De commissie is van oordeel dat het in principe de taak van de arts is om aan patiënt uit te leggen dat een (eventuele extra) visite van een consulent nodig kan zijn, om op een juridisch verantwoorde wijze euthanasie te kunnen toepassen, hoe lastig dit ook moge zijn. De commissie begrijpt dat er sprake kan zijn van omstandigheden waarin een dergelijk bezoek niet meer wenselijk is. De commissie wil er echter op wijzen dat het in dergelijke gevallen mogelijk en raadzaam is een telefonische consultatie aan te vragen in verband met de inmiddels gewijzigde situatie van patiënte. De commissie voegt hieraan toe dat er dan wel alleen een korte periode mag zijn verstreken na de voorwaardelijke eerste consultatie.        

De commissie is van oordeel dat de arts, door geen kennis te nemen van de inhoud van het consultatieverslag, op een gebrekkige wijze vorm heeft gegeven aan het begrip raadplegen van een andere arts en zodoende afbreuk heeft gedaan aan de kwaliteit van de besluitvorming die tot de uitvoering van de euthanasie heeft geleid.

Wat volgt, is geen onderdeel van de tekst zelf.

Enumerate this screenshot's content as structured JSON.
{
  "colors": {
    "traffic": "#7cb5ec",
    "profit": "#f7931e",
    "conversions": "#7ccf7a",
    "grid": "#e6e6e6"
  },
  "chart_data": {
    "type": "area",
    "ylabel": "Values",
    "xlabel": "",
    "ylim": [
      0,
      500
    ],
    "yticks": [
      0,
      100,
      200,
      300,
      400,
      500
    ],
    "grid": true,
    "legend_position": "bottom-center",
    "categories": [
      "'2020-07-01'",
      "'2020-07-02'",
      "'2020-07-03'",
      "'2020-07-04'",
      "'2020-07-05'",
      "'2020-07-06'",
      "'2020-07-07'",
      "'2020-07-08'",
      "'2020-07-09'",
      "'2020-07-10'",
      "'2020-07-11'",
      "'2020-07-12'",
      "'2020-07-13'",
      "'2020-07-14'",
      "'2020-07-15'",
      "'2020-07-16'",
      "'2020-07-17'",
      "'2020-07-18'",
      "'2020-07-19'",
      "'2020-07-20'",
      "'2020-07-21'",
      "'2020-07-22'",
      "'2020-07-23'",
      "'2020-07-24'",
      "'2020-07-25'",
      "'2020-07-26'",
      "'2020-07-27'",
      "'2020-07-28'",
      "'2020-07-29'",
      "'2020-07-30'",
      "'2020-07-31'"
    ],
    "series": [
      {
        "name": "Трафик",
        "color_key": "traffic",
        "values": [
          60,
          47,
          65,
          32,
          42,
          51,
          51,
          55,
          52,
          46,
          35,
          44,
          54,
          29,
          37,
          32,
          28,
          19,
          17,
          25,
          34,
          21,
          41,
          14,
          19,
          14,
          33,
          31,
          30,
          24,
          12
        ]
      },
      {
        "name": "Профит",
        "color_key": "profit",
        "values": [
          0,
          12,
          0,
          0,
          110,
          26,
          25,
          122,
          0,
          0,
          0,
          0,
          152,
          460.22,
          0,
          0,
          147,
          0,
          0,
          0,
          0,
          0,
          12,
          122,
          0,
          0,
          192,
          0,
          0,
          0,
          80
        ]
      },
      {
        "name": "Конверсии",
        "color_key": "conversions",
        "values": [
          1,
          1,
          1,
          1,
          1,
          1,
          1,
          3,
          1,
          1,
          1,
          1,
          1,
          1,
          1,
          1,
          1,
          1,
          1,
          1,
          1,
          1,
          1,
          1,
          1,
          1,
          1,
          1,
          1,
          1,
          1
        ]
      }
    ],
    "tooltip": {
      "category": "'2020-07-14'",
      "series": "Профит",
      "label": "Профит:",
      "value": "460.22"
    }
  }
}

De commissie begrijpt uit zowel de mondelinge als schriftelijke toelichting van de arts dat deze bij zijn handelwijze de situatie en het belang van patiënte voor ogen had. Niettemin kan de commissie niet tot een ander oordeel komen dan dat de arts door niet zelf kennis te nemen van de inhoud van het consultatieverslag, niet heeft gehandeld in de zin van artikel 2, eerste lid sub e. van de Wet toetsing levensbeëindiging op verzoek en hulp bij zelfdoding.  

Beslissing

Gelet op al hetgeen is overwogen en rekening houdende met alle omstandigheden van het geval is de commissie van oordeel dat de arts niet heeft voldaan aan alle wettelijke zorgvuldigheidsvereisten als bedoeld in artikel 2 lid 1van de Wet toetsing levensbeëindiging op verzoek en hulp bij zelfdoding.

Derhalve zal de commissie op grond van artikel 9 lid 2 van de Wet toetsing levensbeëindiging op verzoek en hulp bij zelfdoding haar oordeel ter kennis brengen van het College van procureurs-generaal en de regionaal inspecteur van de gezondheidzorg.